The shortest distance between a curve and a line occurs along a common normal. This means the tangent to the curve at the point of shortest distance must be parallel to the given line.
The given line is $x - y = 1$, which can be written as $y = x - 1$. The slope of this line is $m_{line} = 1$.
The given curve is the parabola $x^2 = 2y$, or $y = \frac{1}{2}x^2$.
To find the slope of the tangent to the parabola, we differentiate with respect to x:
$\frac{dy}{dx} = \frac{1}{2}(2x) = x$.
We set the slope of the tangent equal to the slope of the line:
$m_{tangent} = \frac{dy}{dx} = x = 1$.
So, the point on the parabola closest to the line has an x-coordinate of 1.
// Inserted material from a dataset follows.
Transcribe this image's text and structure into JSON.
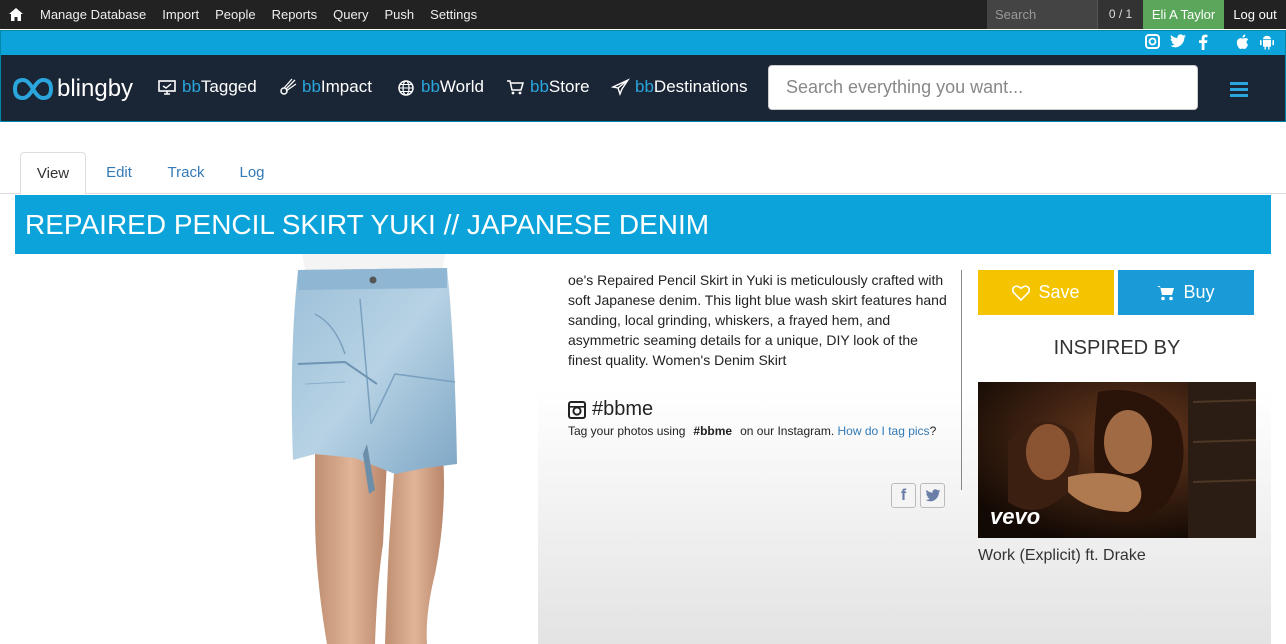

The corresponding y-coordinate is $y = \frac{1}{2}(1)^2 = \frac{1}{2}$.
The point on the parabola is P(1, 1/2).
Now, we calculate the perpendicular distance from the point P(1, 1/2) to the line $x - y - 1 = 0$.
The formula for the distance from a point $(x_0, y_0)$ to a line $Ax + By + C = 0$ is $d = \frac{|Ax_0 + By_0 + C|}{\sqrt{A^2 + B^2}}$.
Here, $(x_0, y_0) = (1, 1/2)$ and the line is $1x - 1y - 1 = 0$.
$d = \frac{|1(1) - 1(1/2) - 1|}{\sqrt{1^2 + (-1)^2}} = \frac{|1 - 1/2 - 1|}{\sqrt{1 + 1}} = \frac{|-1/2|}{\sqrt{2}}$.
$d = \frac{1/2}{\sqrt{2}} = \frac{1}{2\sqrt{2}}$.